L’Armenonville était un établissement de luxe, mais il avait des activités secondaires pour cette clientèle huppée. La possesseuse du manteau en Renard gris masquait sa tristesse dans les plis de son vêtement. Sa détresse s’exprimait lorsqu’elle quittait l’établissement. Si elle avait été une cliente fortunée allant danser et boire du champagne, on n’en aurait sans doute pas fait un tango. Elle était donc honteuse de ce qu’elle devait faire, c’est la seconde tragédie que partage avec elle son manteau de renard.

Autres versions

Zorro gris a donné lieu à d’innombrables versions. Je vous en propose ici quelques-unes.

Zorro gris 1920 — Orquesta Roberto Firpo.

Un enregistrement acoustique et de faible qualité sonore, mais le témoignage le plus ancien de ce tango.

Zorro gris 1921 — Carlos Gardel accompagné à la guitare par Guillermo Barbieri et José Ricardo.

Là encore la prestation souffre de la piètre qualité de l’enregistrement acoustique, mais c’est le plus ancien enregistrement avec les paroles de Jiménez. Gardel chante deux fois le premier couplet (en gras dans les paroles ci-dessus).
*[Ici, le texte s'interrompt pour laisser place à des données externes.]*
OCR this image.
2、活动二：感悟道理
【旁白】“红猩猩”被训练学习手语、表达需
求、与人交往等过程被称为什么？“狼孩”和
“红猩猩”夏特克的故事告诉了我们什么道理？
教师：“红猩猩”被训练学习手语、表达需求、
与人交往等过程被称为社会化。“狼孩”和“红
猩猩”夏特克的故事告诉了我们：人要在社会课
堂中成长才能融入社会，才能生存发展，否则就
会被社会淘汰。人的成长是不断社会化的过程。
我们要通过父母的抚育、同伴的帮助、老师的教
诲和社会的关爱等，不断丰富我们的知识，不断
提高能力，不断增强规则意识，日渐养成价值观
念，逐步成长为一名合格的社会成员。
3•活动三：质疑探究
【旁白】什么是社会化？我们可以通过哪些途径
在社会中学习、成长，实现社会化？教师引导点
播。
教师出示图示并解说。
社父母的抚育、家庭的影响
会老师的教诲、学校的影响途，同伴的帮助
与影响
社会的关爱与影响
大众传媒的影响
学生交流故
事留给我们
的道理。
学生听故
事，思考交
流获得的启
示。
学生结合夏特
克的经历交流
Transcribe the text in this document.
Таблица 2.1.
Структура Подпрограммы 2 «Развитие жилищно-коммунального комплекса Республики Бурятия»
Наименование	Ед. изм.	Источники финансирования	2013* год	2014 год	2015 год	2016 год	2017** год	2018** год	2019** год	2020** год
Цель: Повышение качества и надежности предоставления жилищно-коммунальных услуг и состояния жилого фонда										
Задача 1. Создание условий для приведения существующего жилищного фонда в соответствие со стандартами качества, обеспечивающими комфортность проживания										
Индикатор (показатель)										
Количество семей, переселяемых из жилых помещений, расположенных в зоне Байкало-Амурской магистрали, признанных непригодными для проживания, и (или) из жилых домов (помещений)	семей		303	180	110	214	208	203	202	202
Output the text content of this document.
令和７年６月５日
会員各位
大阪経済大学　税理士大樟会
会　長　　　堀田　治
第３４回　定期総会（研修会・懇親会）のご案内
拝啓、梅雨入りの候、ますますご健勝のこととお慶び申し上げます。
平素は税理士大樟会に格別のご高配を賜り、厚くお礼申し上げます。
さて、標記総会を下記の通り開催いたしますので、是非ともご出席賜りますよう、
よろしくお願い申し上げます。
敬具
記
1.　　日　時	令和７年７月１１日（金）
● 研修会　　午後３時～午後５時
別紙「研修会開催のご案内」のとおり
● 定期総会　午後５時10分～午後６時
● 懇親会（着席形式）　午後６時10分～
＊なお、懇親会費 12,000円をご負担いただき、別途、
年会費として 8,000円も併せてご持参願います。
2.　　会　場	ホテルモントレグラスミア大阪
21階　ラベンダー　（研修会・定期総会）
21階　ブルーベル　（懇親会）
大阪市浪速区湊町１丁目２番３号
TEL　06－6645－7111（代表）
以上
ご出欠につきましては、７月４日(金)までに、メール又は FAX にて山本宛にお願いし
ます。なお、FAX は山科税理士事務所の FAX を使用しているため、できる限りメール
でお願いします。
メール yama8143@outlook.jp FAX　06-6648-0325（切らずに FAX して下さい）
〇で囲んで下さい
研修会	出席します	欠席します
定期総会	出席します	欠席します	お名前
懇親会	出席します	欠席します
Zorro gris 1927-07-16 — Orquesta Francisco Lomuto.

Un enregistrement agréable, avec les appuis du canyengue atténués par une orchestration plus douce et des fioritures. Il y a également des nuances et les réponses entre instruments sont contrastées.

Zorro gris 1938-04-21 — Quinteto Don Pancho dirigé par Francisco Canaro.
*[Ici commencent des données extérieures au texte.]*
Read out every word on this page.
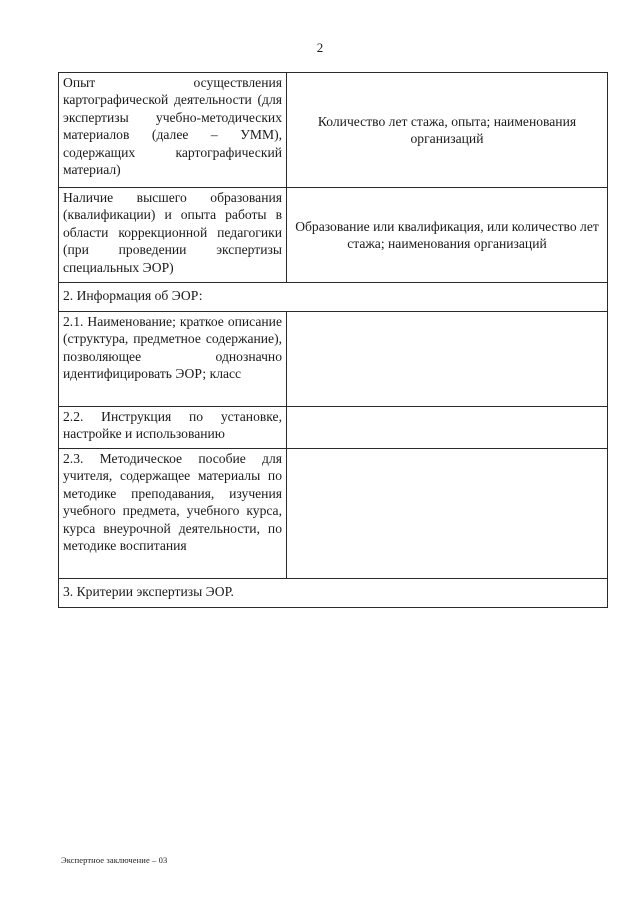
2
Опыт осуществления картографической деятельности (для экспертизы учебно-методических материалов (далее – УММ), содержащих картографический материал)	Количество лет стажа, опыта; наименования организаций
Наличие высшего образования (квалификации) и опыта работы в области коррекционной педагогики (при проведении экспертизы специальных ЭОР)	Образование или квалификация, или количество лет стажа; наименования организаций
2. Информация об ЭОР:	
2.1. Наименование; краткое описание (структура, предметное содержание), позволяющее однозначно идентифицировать ЭОР; класс	
2.2. Инструкция по установке, настройке и использованию	
2.3. Методическое пособие для учителя, содержащее материалы по методике преподавания, изучения учебного предмета, учебного курса, курса внеурочной деятельности, по методике воспитания	
3. Критерии экспертизы ЭОР.	
Экспертное заключение – 03
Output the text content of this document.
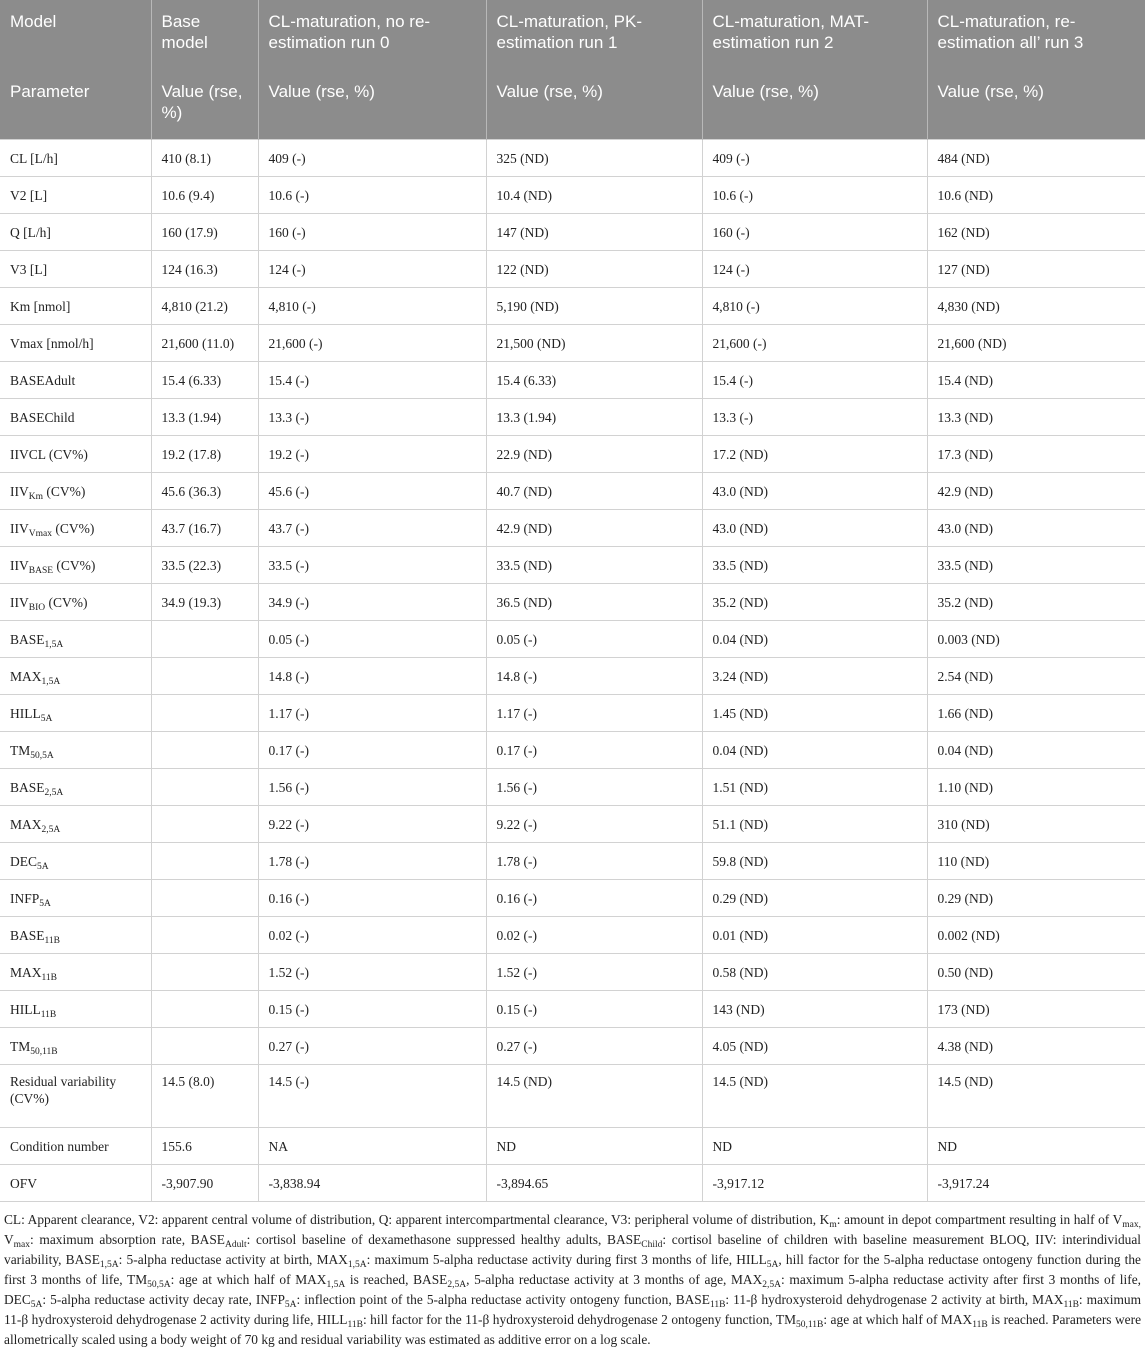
Model	Base model	CL-maturation, no re-estimation run 0	CL-maturation, PK-estimation run 1	CL-maturation, MAT-estimation run 2	CL-maturation, re-estimation all’ run 3
Parameter	Value (rse, %)	Value (rse, %)	Value (rse, %)	Value (rse, %)	Value (rse, %)
CL [L/h]	410 (8.1)	409 (-)	325 (ND)	409 (-)	484 (ND)
V2 [L]	10.6 (9.4)	10.6 (-)	10.4 (ND)	10.6 (-)	10.6 (ND)
Q [L/h]	160 (17.9)	160 (-)	147 (ND)	160 (-)	162 (ND)
V3 [L]	124 (16.3)	124 (-)	122 (ND)	124 (-)	127 (ND)
Km [nmol]	4,810 (21.2)	4,810 (-)	5,190 (ND)	4,810 (-)	4,830 (ND)
Vmax [nmol/h]	21,600 (11.0)	21,600 (-)	21,500 (ND)	21,600 (-)	21,600 (ND)
BASEAdult	15.4 (6.33)	15.4 (-)	15.4 (6.33)	15.4 (-)	15.4 (ND)
BASEChild	13.3 (1.94)	13.3 (-)	13.3 (1.94)	13.3 (-)	13.3 (ND)
IIVCL (CV%)	19.2 (17.8)	19.2 (-)	22.9 (ND)	17.2 (ND)	17.3 (ND)
$IIV_{Km}$ (CV%)	45.6 (36.3)	45.6 (-)	40.7 (ND)	43.0 (ND)	42.9 (ND)
$IIV_{Vmax}$ (CV%)	43.7 (16.7)	43.7 (-)	42.9 (ND)	43.0 (ND)	43.0 (ND)
$IIV_{BASE}$ (CV%)	33.5 (22.3)	33.5 (-)	33.5 (ND)	33.5 (ND)	33.5 (ND)
$IIV_{BIO}$ (CV%)	34.9 (19.3)	34.9 (-)	36.5 (ND)	35.2 (ND)	35.2 (ND)
$BASE_{1,5A}$		0.05 (-)	0.05 (-)	0.04 (ND)	0.003 (ND)
$MAX_{1,5A}$		14.8 (-)	14.8 (-)	3.24 (ND)	2.54 (ND)
$HILL_{5A}$		1.17 (-)	1.17 (-)	1.45 (ND)	1.66 (ND)
$TM_{50,5A}$		0.17 (-)	0.17 (-)	0.04 (ND)	0.04 (ND)
$BASE_{2,5A}$		1.56 (-)	1.56 (-)	1.51 (ND)	1.10 (ND)
$MAX_{2,5A}$		9.22 (-)	9.22 (-)	51.1 (ND)	310 (ND)
$DEC_{5A}$		1.78 (-)	1.78 (-)	59.8 (ND)	110 (ND)
$INFP_{5A}$		0.16 (-)	0.16 (-)	0.29 (ND)	0.29 (ND)
$BASE_{11B}$		0.02 (-)	0.02 (-)	0.01 (ND)	0.002 (ND)
$MAX_{11B}$		1.52 (-)	1.52 (-)	0.58 (ND)	0.50 (ND)
$HILL_{11B}$		0.15 (-)	0.15 (-)	143 (ND)	173 (ND)
$TM_{50,11B}$		0.27 (-)	0.27 (-)	4.05 (ND)	4.38 (ND)
Residual variability (CV%)	14.5 (8.0)	14.5 (-)	14.5 (ND)	14.5 (ND)	14.5 (ND)
Condition number	155.6	NA	ND	ND	ND
OFV	-3,907.90	-3,838.94	-3,894.65	-3,917.12	-3,917.24
CL: Apparent clearance, V2: apparent central volume of distribution, Q: apparent intercompartmental clearance, V3: peripheral volume of distribution, $K_m$: amount in depot compartment resulting in half of $V_{max,}$ $V_{max}$: maximum absorption rate, $BASE_{Adult}$: cortisol baseline of dexamethasone suppressed healthy adults, $BASE_{Child}$: cortisol baseline of children with baseline measurement BLOQ, IIV: interindividual variability, $BASE_{1,5A}$: 5-alpha reductase activity at birth, $MAX_{1,5A}$: maximum 5-alpha reductase activity during first 3 months of life, $HILL_{5A}$, hill factor for the 5-alpha reductase ontogeny function during the first 3 months of life, $TM_{50,5A}$: age at which half of $MAX_{1,5A}$ is reached, $BASE_{2,5A}$, 5-alpha reductase activity at 3 months of age, $MAX_{2,5A}$: maximum 5-alpha reductase activity after first 3 months of life, $DEC_{5A}$: 5-alpha reductase activity decay rate, $INFP_{5A}$: inflection point of the 5-alpha reductase activity ontogeny function, $BASE_{11B}$: 11-β hydroxysteroid dehydrogenase 2 activity at birth, $MAX_{11B}$: maximum 11-β hydroxysteroid dehydrogenase 2 activity during life, $HILL_{11B}$: hill factor for the 11-β hydroxysteroid dehydrogenase 2 ontogeny function, $TM_{50,11B}$: age at which half of $MAX_{11B}$ is reached. Parameters were allometrically scaled using a body weight of 70 kg and residual variability was estimated as additive error on a log scale.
Version tonique, sans doute un peu répétitive, mais rien d’excessif pour un titre de la Vieja Guardia. Son esprit est très différent de la version de 1927. À mon avis, ce n’est pas la version la plus agréable à danser, trop anecdotique, même si elle reste passable elle ne sera pas mon premier choix si je dois passer ce titre.

Zorro gris 1941-07-28 — Orquesta Francisco Lomuto.
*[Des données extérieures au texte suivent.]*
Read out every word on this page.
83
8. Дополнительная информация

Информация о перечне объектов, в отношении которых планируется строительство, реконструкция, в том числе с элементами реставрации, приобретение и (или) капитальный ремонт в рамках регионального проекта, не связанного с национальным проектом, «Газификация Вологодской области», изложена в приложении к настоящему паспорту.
Une version enjouée avec un tempo très rapide, sans doute un peu trop rapide, car cela brouille le dialogue entre les instruments qui est un des éléments intéressants de la structure de ce tango, mieux mis en valeur dans la version de 1927. Certains passages sont même franchement précipités.

Zorro gris 1946-03-22 — Orquesta Enrique Rodríguez.

C’est notre tango du jour. Rodriguez fait une version équilibrée débarrassée de la pesanteur du canyengue, même si la version est relativement lente, les différents instruments s’entremêlent sans nuire à la ligne mélodique, c’est à mon avis une des versions les plus intéressantes, bien qu’elle soit rarement proposée en milonga par les collègues.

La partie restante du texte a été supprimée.